Guests were given ‘a splash’ each of verticals including Rousseau Chambertin from the1920s and Pétrus from the 50s, horizontals of 1959 First Growths and 1985 Jayer Burgundies, including Echézeaux, Vosne Romanée Cros Parantoux, and Richebourg, and Domaine de la Romanée Conti Romanée Conti from 1923, 1937 and 1945 – the latter worth some US$15,000 a bottle.
There was a taste-off of 1989 and 1990 Chateauneuf du Pape including Château Rayas, Domaine Marcoux Vieilles Vignes, Château de Beaucastel Hommage a Jacques Perrin, Bonneau Reserve des Celestins, and the ‘Killer Krugs’ of 1959 and 1961.

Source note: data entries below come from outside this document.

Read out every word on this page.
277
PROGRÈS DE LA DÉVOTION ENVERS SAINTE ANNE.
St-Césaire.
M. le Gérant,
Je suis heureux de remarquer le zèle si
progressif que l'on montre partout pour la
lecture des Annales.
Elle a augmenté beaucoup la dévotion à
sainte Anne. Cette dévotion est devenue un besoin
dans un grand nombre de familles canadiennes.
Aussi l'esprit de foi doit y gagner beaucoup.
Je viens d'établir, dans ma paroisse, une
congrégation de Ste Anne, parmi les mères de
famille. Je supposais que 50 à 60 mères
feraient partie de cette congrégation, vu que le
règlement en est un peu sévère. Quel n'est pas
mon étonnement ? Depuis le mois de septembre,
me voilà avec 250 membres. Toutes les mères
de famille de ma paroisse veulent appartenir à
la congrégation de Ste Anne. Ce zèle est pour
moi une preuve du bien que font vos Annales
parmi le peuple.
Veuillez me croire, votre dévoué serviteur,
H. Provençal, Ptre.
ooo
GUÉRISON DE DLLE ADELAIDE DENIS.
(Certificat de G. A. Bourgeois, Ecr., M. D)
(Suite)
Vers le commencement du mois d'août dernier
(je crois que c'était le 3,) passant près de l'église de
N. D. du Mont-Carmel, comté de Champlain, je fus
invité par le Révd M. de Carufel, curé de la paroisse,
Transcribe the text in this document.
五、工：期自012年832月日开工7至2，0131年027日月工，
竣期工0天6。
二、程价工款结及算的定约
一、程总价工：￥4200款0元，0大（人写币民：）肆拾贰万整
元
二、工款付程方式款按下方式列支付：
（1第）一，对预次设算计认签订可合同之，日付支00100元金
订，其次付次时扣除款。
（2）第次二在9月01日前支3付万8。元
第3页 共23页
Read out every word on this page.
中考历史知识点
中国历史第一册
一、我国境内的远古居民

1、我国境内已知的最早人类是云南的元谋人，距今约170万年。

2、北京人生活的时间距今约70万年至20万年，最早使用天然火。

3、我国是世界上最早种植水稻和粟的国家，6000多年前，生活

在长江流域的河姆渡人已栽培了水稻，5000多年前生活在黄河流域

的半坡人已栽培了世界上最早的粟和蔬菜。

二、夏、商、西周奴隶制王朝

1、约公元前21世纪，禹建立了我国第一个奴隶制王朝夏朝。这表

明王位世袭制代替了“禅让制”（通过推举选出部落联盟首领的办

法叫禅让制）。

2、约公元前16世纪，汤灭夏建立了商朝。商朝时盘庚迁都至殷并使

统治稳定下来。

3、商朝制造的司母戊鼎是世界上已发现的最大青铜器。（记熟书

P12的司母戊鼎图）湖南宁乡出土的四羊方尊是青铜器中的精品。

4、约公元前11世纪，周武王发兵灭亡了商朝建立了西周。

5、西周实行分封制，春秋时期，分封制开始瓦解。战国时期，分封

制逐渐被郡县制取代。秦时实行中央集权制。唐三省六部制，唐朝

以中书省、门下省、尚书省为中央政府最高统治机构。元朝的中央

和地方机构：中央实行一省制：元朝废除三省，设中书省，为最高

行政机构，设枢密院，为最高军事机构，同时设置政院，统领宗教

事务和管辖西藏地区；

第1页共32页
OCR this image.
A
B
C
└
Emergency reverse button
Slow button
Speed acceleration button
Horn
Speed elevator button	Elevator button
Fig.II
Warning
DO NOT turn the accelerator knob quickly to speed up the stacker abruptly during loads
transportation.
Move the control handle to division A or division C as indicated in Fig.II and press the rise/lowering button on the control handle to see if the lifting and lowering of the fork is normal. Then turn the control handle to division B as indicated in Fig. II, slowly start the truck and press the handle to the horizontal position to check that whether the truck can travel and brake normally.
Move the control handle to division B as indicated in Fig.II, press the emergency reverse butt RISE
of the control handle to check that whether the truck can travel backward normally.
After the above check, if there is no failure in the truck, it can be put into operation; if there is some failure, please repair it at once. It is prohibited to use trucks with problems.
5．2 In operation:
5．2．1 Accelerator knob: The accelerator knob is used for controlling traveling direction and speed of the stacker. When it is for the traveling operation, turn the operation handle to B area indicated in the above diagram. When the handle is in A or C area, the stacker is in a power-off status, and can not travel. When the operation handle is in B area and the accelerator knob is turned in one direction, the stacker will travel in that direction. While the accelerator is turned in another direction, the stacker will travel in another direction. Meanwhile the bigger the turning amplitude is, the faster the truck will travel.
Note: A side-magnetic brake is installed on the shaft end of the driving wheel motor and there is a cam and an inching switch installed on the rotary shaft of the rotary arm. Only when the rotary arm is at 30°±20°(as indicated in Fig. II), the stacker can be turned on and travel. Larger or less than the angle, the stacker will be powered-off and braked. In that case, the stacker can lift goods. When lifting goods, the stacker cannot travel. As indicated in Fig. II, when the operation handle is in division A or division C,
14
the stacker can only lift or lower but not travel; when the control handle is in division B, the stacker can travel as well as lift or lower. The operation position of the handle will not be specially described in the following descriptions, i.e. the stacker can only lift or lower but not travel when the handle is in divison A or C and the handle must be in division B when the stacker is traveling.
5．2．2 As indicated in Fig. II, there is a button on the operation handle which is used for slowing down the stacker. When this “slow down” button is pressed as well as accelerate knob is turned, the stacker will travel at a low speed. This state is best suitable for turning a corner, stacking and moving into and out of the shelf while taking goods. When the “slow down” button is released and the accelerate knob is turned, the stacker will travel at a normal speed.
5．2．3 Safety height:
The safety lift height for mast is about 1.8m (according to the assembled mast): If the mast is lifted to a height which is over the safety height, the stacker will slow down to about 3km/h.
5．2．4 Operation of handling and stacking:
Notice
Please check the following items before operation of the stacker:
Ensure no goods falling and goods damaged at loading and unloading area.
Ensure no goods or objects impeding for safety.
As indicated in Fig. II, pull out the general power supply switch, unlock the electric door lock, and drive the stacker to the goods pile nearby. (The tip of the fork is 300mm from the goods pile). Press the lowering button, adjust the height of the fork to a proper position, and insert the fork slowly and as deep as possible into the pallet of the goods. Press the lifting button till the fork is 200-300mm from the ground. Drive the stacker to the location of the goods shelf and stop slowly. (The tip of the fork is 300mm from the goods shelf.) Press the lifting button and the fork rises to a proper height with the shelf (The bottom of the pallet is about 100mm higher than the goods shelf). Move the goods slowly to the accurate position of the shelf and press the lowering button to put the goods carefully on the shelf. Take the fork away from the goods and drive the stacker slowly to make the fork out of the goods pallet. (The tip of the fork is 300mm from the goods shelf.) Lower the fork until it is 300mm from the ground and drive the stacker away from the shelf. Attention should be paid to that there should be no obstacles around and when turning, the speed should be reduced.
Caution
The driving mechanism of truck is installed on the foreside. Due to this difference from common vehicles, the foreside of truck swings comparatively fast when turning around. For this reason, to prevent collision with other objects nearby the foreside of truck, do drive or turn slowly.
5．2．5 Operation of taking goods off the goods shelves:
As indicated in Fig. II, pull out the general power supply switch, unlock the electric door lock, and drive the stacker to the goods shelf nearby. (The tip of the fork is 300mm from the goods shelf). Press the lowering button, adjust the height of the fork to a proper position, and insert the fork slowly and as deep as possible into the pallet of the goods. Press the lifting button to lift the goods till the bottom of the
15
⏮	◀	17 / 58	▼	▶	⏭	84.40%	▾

Brad Hickey, sommelier at Bouley, said although everyone only got ‘a splash’ of each wine, it added up to a lot of bottles.
Acker president John Kapon said around US$400,000 (£230,235) of wine was served. Two thirds of the guests, he added, had come to the 2004 Top Wines event, which took place over the course of four days and featured wines from different countries.
Despite the high pricetag, he said the event was sold out and he was already planning one for next year.
He also pointed out it was good value, as the average bottle cost was £2000, and guests had the opportunity to try 100 of them – including such fabulous rarities as the 1945 Romanée Conti, which is ‘US$15,000 (£8,633), and they only made 604 bottles in total.’
But he conceded, ‘Obviously, one has to have some significant disposable income to attend.’
Given the great age of some of the wines, several were off. Kapon said the guests understood this was inevitable.
One attendee, Dr Harry Snady, a gastroenterologist at Mt Sinai Hospital in New York City said, ‘I have believed for years that red wine has health benefits. And I think the better the wine, the better it is for you.’